Joss, a baby orangutan, was so deeply traumatized by her past that she has developed some distressing coping behaviors, according to International Animal Rescue (IAR).
In 2016, International Animal Rescue (IAR) rescued a 2-year-old baby orangutan from home in Borneo. She was kept as a pet for almost two years. Joss used to behave abnormally and did not want to be touched.
They also noticed that Joss would hug herself and also bang her head against the wall repeatedly. IAR vet, Jaclyn Eng states:
“Joss’ life up until now must have been very traumatic and stressful for her to behave in this abnormal way. Animals usually develop stereotypical behavior as a coping mechanism in response to a stressful situation. Our team has never seen such a young baby orangutan exhibiting stereotypical behavior like this. It is extremely distressing to watch because it must reflect the mental and emotional trauma little Joss is suffering.”
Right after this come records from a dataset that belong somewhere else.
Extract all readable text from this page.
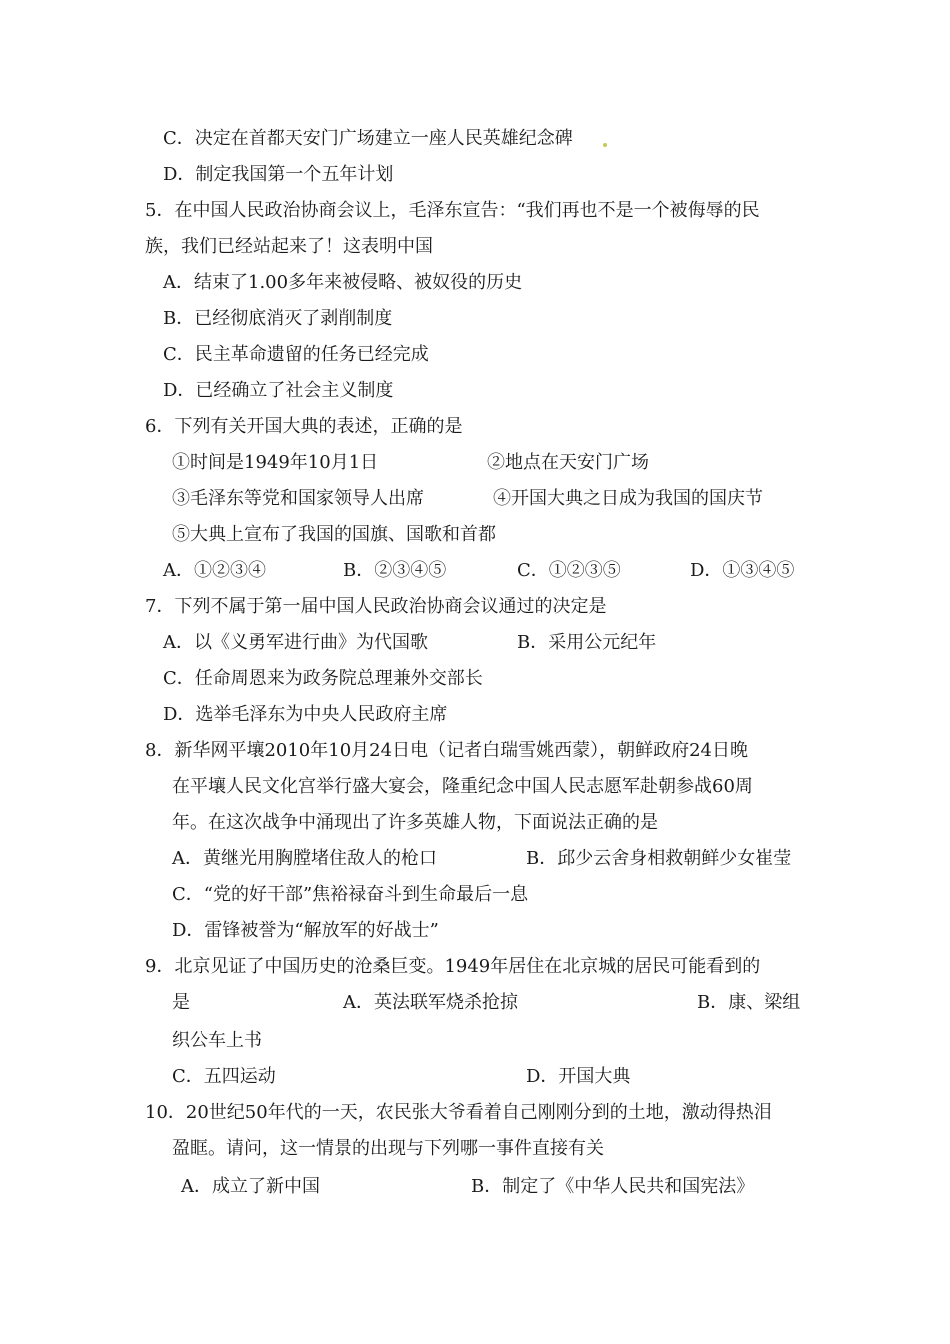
C．决定在首都天安门广场建立一座人民英雄纪念碑
D．制定我国第一个五年计划
5．在中国人民政治协商会议上，毛泽东宣告：“我们再也不是一个被侮辱的民
族，我们已经站起来了！这表明中国
A．结束了1.00多年来被侵略、被奴役的历史
B．已经彻底消灭了剥削制度
C．民主革命遗留的任务已经完成
D．已经确立了社会主义制度
6．下列有关开国大典的表述，正确的是
①时间是1949年10月1日	②地点在天安门广场
③毛泽东等党和国家领导人出席	④开国大典之日成为我国的国庆节
⑤大典上宣布了我国的国旗、国歌和首都
A．①②③④	B．②③④⑤	C．①②③⑤	D．①③④⑤
7．下列不属于第一届中国人民政治协商会议通过的决定是
A．以《义勇军进行曲》为代国歌	B．采用公元纪年
C．任命周恩来为政务院总理兼外交部长
D．选举毛泽东为中央人民政府主席
8．新华网平壤2010年10月24日电（记者白瑞雪姚西蒙），朝鲜政府24日晚
在平壤人民文化宫举行盛大宴会，隆重纪念中国人民志愿军赴朝参战60周
年。在这次战争中涌现出了许多英雄人物，下面说法正确的是
A．黄继光用胸膛堵住敌人的枪口	B．邱少云舍身相救朝鲜少女崔莹
C．“党的好干部”焦裕禄奋斗到生命最后一息
D．雷锋被誉为“解放军的好战士”
9．北京见证了中国历史的沧桑巨变。1949年居住在北京城的居民可能看到的
是	A．英法联军烧杀抢掠	B．康、梁组
织公车上书
C．五四运动	D．开国大典
10．20世纪50年代的一天，农民张大爷看着自己刚刚分到的土地，激动得热泪
盈眶。请问，这一情景的出现与下列哪一事件直接有关
A．成立了新中国	B．制定了《中华人民共和国宪法》
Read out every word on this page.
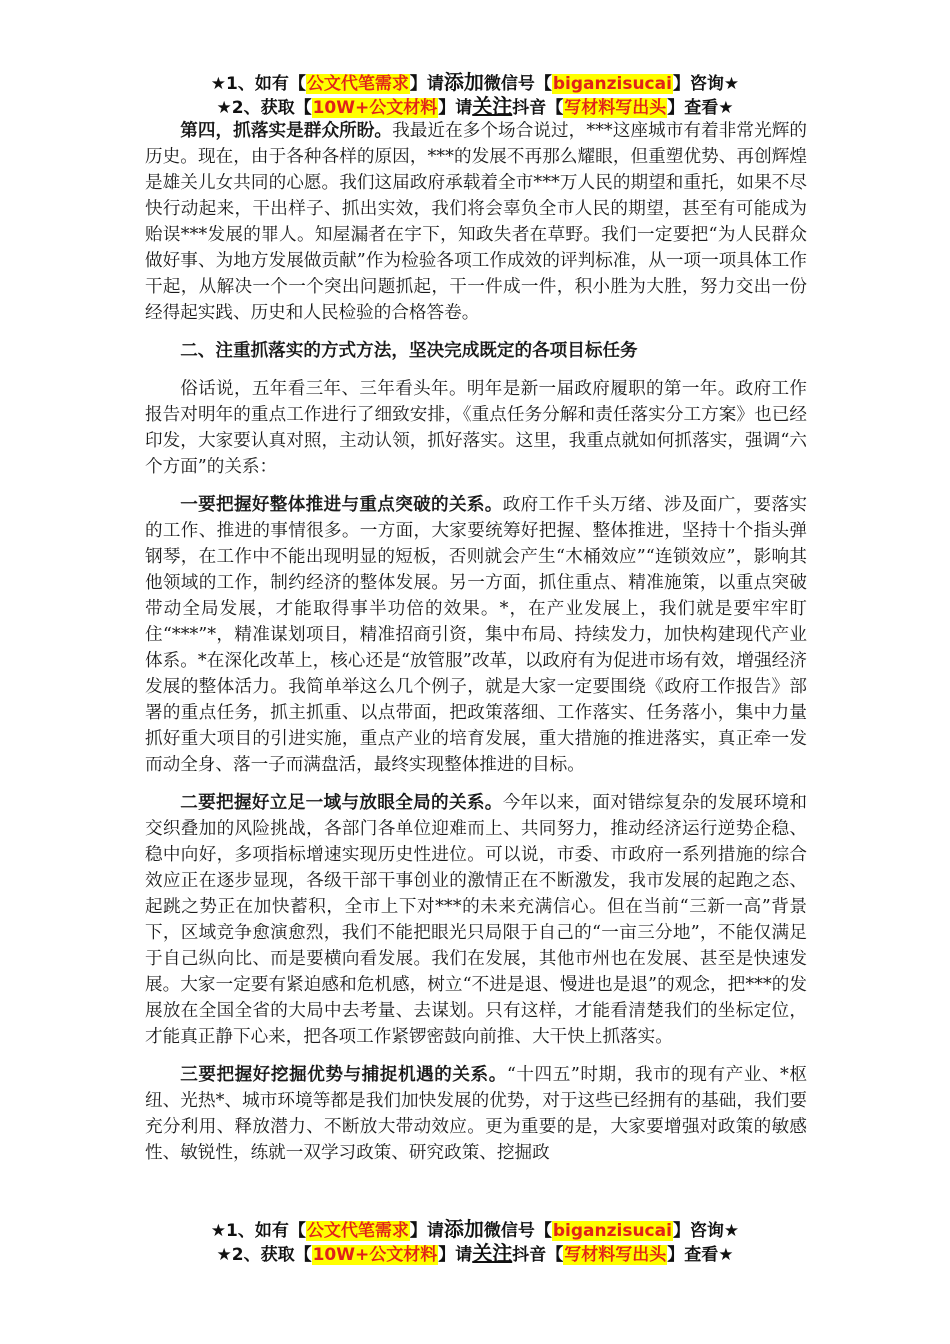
★1、如有【公文代笔需求】请添加微信号【biganzisucai】咨询★
★2、获取【10W+公文材料】请关注抖音【写材料写出头】查看★

第四，抓落实是群众所盼。我最近在多个场合说过，***这座城市有着非常光辉的历史。现在，由于各种各样的原因，***的发展不再那么耀眼，但重塑优势、再创辉煌是雄关儿女共同的心愿。我们这届政府承载着全市***万人民的期望和重托，如果不尽快行动起来，干出样子、抓出实效，我们将会辜负全市人民的期望，甚至有可能成为贻误***发展的罪人。知屋漏者在宇下，知政失者在草野。我们一定要把“为人民群众做好事、为地方发展做贡献”作为检验各项工作成效的评判标准，从一项一项具体工作干起，从解决一个一个突出问题抓起，干一件成一件，积小胜为大胜，努力交出一份经得起实践、历史和人民检验的合格答卷。

二、注重抓落实的方式方法，坚决完成既定的各项目标任务

俗话说，五年看三年、三年看头年。明年是新一届政府履职的第一年。政府工作报告对明年的重点工作进行了细致安排，《重点任务分解和责任落实分工方案》也已经印发，大家要认真对照，主动认领，抓好落实。这里，我重点就如何抓落实，强调“六个方面”的关系：

一要把握好整体推进与重点突破的关系。政府工作千头万绪、涉及面广，要落实的工作、推进的事情很多。一方面，大家要统筹好把握、整体推进，坚持十个指头弹钢琴，在工作中不能出现明显的短板，否则就会产生“木桶效应”“连锁效应”，影响其他领域的工作，制约经济的整体发展。另一方面，抓住重点、精准施策，以重点突破带动全局发展，才能取得事半功倍的效果。*，在产业发展上，我们就是要牢牢盯住“***”*，精准谋划项目，精准招商引资，集中布局、持续发力，加快构建现代产业体系。*在深化改革上，核心还是“放管服”改革，以政府有为促进市场有效，增强经济发展的整体活力。我简单举这么几个例子，就是大家一定要围绕《政府工作报告》部署的重点任务，抓主抓重、以点带面，把政策落细、工作落实、任务落小，集中力量抓好重大项目的引进实施，重点产业的培育发展，重大措施的推进落实，真正牵一发而动全身、落一子而满盘活，最终实现整体推进的目标。

二要把握好立足一域与放眼全局的关系。今年以来，面对错综复杂的发展环境和交织叠加的风险挑战，各部门各单位迎难而上、共同努力，推动经济运行逆势企稳、稳中向好，多项指标增速实现历史性进位。可以说，市委、市政府一系列措施的综合效应正在逐步显现，各级干部干事创业的激情正在不断激发，我市发展的起跑之态、起跳之势正在加快蓄积，全市上下对***的未来充满信心。但在当前“三新一高”背景下，区域竞争愈演愈烈，我们不能把眼光只局限于自己的“一亩三分地”，不能仅满足于自己纵向比、而是要横向看发展。我们在发展，其他市州也在发展、甚至是快速发展。大家一定要有紧迫感和危机感，树立“不进是退、慢进也是退”的观念，把***的发展放在全国全省的大局中去考量、去谋划。只有这样，才能看清楚我们的坐标定位，才能真正静下心来，把各项工作紧锣密鼓向前推、大干快上抓落实。

三要把握好挖掘优势与捕捉机遇的关系。“十四五”时期，我市的现有产业、*枢纽、光热*、城市环境等都是我们加快发展的优势，对于这些已经拥有的基础，我们要充分利用、释放潜力、不断放大带动效应。更为重要的是，大家要增强对政策的敏感性、敏锐性，练就一双学习政策、研究政策、挖掘政

★1、如有【公文代笔需求】请添加微信号【biganzisucai】咨询★
★2、获取【10W+公文材料】请关注抖音【写材料写出头】查看★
According to rescuers, she must have witnessed the death of her mother.
“Joss hugs herself constantly because she misses the physical contact and comfort she should still be getting from her mother. Her life up until now must have been very traumatic and stressful for her to behave in this abnormal way,” IAR vet Jaclyn Eng said.
But thankfully, her condition has improved, and she has joined the other rescued orphans in International Animal Rescue’s orangutan pre-school. Joss has finally found a new home at this pre-school set up for rescued orangutans.